Bevor ich versuchte, sie einzufangen, ließ ich unsere Kinder und Anna im Schutz einiger größerer Büsche zurück. Ich gab mir Mühe, so leise und langsam wie möglich den Abstand zwischen der kleinen Samtpfote und mir geringer werden zu lassen. Doch es hatte keinen Zweck. Kaum war die Katze erreichbar, verzog sie sich in den Schutz stachliger Brombeersträucher, sodass ich keine Wahl hatte, als mit Hund und Kindern den Heimweg anzutreten
Doch ich kehrte zurück – diesmal mit Verstärkung und allerhand Futter und Milch. Mein Mann und ich ließen zahllose Leckerbissen in Felix alter Transportbox zurück, an deren Tür wir ein langes Seil angebracht hatten, und nahmen Abstand. Dem Hunger gehorchend eilte die kleine Katze sofort hinein und vertilgte alles, was sie im Eiltempo in den Mund bekam. Mit aller Kraft zogen wir beide an dem Seil, sodass die Falle zuschnappte und die Katze gefangen war.

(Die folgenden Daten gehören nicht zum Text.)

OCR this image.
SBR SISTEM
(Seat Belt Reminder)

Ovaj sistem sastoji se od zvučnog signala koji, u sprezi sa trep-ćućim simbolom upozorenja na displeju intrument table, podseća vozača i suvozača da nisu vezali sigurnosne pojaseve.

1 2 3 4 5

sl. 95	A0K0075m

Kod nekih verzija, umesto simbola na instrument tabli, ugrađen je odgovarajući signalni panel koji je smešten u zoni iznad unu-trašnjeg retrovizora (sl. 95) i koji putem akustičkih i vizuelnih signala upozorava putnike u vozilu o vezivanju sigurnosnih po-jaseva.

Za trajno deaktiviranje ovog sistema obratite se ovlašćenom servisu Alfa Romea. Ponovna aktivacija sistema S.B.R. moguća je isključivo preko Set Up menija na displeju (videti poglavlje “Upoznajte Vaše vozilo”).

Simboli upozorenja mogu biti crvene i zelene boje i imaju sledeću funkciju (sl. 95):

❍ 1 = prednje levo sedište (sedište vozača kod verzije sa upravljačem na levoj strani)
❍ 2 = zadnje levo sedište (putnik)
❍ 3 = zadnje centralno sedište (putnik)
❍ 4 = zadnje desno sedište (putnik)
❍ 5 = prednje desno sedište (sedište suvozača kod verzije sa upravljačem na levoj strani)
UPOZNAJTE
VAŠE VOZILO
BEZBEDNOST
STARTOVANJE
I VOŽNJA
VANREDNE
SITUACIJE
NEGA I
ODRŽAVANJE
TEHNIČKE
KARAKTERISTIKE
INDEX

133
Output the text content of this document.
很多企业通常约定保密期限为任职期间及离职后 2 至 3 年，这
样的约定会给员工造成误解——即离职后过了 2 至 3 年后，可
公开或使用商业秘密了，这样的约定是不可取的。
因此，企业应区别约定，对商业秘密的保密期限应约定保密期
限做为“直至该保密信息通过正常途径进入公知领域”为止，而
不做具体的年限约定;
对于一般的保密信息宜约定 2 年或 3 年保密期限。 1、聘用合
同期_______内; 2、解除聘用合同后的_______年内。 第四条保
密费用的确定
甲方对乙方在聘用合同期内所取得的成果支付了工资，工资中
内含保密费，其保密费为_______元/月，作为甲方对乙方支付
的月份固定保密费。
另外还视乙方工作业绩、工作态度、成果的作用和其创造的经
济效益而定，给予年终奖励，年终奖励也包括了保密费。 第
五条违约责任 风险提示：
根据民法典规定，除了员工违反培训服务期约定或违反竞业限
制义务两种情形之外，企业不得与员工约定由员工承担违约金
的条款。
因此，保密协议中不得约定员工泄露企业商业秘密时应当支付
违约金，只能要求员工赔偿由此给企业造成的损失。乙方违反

Auch wenn sie sich während des Transports mit Krallen mit und Zähnen wehrte, sie muss froh gewesen sein, bald darauf in ein vertrautes Gesicht zu blicken. Denn wie sich später herausstellte (ein Wanderer berichtete uns von einer Begegnung mit zwei kleinen Katzen), kannten sich die beiden Abenteurer.
Nun heißen sie Ella und Norbert und leben bei uns. Sie fühlen sich wohl, denke ich, und auch unsere alte Hundedame Anna hat sie bereits als Teil der Familie akzeptiert. Dass sie ausgerechnet nach Felix Tod in unser Leben tapsten, ist schon eine cooler Zufall.